Os recentes comportamentos, divulgados pela mídia, tanto da mulher do engenheiro, no Rio, dele próprio e do desembargador, em Santos (SP), foram lamentáveis na medida do humano altruísta, aquele que consegue sentir empatia (que está também atrelada ao respeito) pelo seu próximo. Mas, ao mesmo tempo que é repulsivo, não há nada mais normal em nossa sociedade atual, pois todas essas clivagens são fruto da política do medo. Política essa na qual é preciso impor o meu “status quo” para que não seja surpreendido pelas regras escritas do sistema, ou ainda pior, para que eu não seja moralmente igualado ao um criminoso. É apenas através do medo que imponho a minha vontade e satisfaço os meus doces deletérios.

A figura do “homem de bem”, desde remotos tempos foi criada pelo medo e por uma perversão da moral cristã.

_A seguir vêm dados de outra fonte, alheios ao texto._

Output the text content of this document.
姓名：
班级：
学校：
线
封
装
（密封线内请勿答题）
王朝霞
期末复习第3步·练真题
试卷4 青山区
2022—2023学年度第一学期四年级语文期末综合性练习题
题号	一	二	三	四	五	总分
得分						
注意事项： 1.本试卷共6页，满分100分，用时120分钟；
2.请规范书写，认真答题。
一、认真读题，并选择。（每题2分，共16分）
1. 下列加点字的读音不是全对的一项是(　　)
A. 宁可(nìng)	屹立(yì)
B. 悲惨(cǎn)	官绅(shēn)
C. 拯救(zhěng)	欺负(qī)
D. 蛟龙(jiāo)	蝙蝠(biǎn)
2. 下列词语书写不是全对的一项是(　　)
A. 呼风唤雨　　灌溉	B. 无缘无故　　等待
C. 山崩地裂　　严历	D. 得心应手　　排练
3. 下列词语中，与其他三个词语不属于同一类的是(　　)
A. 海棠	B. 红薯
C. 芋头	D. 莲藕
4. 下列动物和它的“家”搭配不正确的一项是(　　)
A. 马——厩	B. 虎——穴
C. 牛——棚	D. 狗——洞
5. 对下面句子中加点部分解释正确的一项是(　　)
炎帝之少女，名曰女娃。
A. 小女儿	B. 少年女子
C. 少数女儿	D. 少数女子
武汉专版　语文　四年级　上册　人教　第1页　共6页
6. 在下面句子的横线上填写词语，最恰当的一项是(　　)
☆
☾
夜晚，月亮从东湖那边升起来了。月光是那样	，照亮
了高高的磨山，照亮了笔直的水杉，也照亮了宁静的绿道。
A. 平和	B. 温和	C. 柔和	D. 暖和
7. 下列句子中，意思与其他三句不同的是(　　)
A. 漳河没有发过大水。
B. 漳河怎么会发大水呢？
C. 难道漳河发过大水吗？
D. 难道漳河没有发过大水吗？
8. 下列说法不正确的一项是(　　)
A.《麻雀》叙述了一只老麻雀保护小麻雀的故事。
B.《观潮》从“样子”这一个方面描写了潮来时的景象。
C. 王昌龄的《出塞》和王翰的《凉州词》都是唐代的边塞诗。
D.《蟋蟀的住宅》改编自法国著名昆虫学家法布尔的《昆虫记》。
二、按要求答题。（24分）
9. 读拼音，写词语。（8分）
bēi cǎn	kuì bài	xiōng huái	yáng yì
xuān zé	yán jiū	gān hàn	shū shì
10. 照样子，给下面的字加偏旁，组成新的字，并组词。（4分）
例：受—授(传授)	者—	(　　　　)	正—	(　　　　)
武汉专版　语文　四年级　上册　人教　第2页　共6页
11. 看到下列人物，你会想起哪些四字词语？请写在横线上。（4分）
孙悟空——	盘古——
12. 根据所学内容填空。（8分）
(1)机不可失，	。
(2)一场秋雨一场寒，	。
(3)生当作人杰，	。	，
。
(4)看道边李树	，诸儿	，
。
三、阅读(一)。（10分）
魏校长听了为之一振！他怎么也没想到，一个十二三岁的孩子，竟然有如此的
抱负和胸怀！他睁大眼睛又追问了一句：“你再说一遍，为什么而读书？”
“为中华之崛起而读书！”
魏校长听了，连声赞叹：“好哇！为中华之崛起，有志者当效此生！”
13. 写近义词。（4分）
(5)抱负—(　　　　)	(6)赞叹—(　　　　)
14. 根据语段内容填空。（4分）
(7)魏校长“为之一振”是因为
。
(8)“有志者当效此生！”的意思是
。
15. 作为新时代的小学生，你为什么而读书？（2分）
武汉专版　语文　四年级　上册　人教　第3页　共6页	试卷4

Ao invés do “ama teu próximo como a ti mesmo”, a máxima parece ser “teme ao teu próximo como a ti mesmo”. O medo paralisa, pune, espanta e se impõe.

Mas, na era da comunicação instantânea, o medo, de quando em vez, é uma mentira e, como toda moral devidamente ilibada, nenhuma mentira fica encoberta.

O temor pode ser (e quase sempre o é) produto da violência, que brota no homem e é transportada para a sociedade violenta. Que, sempre cresce (a História é testemunha), mas com toda vênia a Humberto Kessinger (ex vocalista dos Engenheiros do Hawaii), “ascenção e queda são duas faces da mesma moeda”.

*Professor de Filosofia e Sociologia.